9. Be prepared to be the cause of all the problems.
David was abusive. Straight up. But everything was my fault. If I thought he did something wrong it was “just my opinion”. If I did something wrong, it was my fault and no excuses.
10. Do you consider yourself a strong, independent woman?
Not anymore.
Be prepared to be interrogated. Be prepared to claim that all of your male coworkers and friends are gay. Be prepared to have him check your phone to ask you who (insert name here) is. Everything is great right now. I remember that part in our relationship. I remember us having sex every single night and going on dates and walks and adventures. But I also remember David. And I know that will not last. Our relationship failed twice. And it would have failed sooner if I had kept my friends and my support system. It would have helped if some of them weren’t back stabbing cunts like you. But I would have been free a long time ago.
11. You are nothing but a sex toy to him
Everything I have said so far in this entire diary is the god honest truth. He has talked shit about you for 6 years. You’re a close body and you’re willing. I was a far body. He had to make an effort for me but that didn’t mean much. Because in November, I fell asleep next to him. I woke up for a quick second as I felt his hand on my breast. I turned over and shoved him off. He understood for a few minutes. Enough for me to go back to sleep, thinking he got the hint. But he didn’t. Next thing you know I woke up with his hands in my pants while he’s masturbating right beside me. You want to know why I broke up with him? Because I realized that a lifeless body is just as good as a living one to him. He is a pervert. He is a creep. And he is a rapist because if you think I am inferring that that is the worst he has done sexually, you’re wrong. And the fact that I am someone you once called a friend and you can take that information knowingly and take his side proves you are a complete dumbass and a fucking cunt. And you are goddamn joking if you think he won’t do the same to you. He told me he would. He’s not a stranger and you said yes to dating him so he is free to do whatever he wants to your body. And that is exactly what he told me he plans on doing. In fact, that is basically word for fucking word what he said to me when we talked about him molesting me. He does not believe that his girlfriend needs to give him consent. And right now, that’s you. He does not need your consent to touch you or perform sexual acts on you. Do you agree with that?

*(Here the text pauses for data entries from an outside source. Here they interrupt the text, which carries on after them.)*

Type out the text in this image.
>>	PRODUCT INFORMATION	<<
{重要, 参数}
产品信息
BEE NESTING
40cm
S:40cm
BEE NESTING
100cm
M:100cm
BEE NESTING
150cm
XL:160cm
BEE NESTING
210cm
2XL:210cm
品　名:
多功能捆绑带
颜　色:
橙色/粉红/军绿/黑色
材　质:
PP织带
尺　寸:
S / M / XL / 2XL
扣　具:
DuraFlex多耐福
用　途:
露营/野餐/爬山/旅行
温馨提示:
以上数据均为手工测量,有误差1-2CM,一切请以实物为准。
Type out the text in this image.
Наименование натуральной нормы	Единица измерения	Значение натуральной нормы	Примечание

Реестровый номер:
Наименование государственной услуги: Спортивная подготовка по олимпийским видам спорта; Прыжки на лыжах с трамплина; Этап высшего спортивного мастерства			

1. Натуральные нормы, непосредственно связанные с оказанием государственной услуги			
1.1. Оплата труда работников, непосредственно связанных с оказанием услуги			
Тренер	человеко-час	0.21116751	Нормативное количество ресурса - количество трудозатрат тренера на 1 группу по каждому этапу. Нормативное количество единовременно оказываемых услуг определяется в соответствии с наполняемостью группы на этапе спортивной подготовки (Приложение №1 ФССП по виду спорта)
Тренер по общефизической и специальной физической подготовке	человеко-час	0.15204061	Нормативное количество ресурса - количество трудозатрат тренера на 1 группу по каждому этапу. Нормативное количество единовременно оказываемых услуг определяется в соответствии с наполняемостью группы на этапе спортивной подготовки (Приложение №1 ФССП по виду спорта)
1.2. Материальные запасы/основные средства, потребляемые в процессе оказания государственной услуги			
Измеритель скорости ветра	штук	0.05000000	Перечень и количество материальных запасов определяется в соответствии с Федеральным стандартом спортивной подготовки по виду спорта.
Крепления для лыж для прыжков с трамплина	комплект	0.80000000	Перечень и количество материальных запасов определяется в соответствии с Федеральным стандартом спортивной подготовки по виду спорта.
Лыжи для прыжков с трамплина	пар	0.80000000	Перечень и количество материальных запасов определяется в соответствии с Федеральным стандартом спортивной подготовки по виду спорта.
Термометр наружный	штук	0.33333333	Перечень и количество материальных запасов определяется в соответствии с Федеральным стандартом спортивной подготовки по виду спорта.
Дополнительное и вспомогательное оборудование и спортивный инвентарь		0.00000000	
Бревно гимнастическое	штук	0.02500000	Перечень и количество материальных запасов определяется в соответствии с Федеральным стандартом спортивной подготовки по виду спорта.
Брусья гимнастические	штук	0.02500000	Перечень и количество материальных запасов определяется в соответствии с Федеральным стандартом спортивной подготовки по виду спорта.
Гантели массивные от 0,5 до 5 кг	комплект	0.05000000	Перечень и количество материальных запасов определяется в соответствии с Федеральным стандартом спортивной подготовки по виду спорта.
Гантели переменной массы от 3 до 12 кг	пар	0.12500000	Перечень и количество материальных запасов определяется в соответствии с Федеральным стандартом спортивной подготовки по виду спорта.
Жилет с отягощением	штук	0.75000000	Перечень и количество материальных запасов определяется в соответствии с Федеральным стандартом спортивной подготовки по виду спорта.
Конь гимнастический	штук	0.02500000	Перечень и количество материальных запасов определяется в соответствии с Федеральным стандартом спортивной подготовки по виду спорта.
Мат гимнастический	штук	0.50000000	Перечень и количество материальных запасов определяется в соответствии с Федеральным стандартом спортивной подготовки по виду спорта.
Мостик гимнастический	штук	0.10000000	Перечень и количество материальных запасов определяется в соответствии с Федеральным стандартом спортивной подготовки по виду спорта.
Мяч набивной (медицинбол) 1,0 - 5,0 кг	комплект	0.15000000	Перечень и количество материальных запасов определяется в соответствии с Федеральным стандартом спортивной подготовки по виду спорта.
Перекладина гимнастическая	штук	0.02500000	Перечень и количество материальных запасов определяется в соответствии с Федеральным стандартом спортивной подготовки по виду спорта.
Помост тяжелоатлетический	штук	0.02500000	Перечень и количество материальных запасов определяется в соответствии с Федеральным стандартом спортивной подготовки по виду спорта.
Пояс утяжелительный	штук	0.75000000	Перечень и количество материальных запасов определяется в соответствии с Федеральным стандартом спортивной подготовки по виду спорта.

12. Breaking up with him is the best thing you can do
I wasted years of my life on him. I spent so many days thinking I was useless. I was in such a deep depression. And now? I’m fucking free. I can talk to who I want. I can do whatever I want. I can go to the shows again. And being away from him has never felt better. And it’s amazing, being with someone who actually respects me. Someone who wants me to grow and meet new people. Someone who wants me to be comfortable and let’s me know that we don’t have to do anything that I don’t feel comfortable with. I hope you gain the strength to leave him too. It’s been three months. If you think you have seen the worst of him, you are in for a shocking disappointment. He is controlling, abusive, and incredibly self-centered. He needs help. And you’re not giving it to him. Worse yet, you are enabling him and taking yourself down with him. I pray that you find the strength it took me two years to find. Because I feel healthier and happier than I have in years and you don’t deserve to feel how I felt. Personal feelings aside, he is not good for anyone. Please be careful.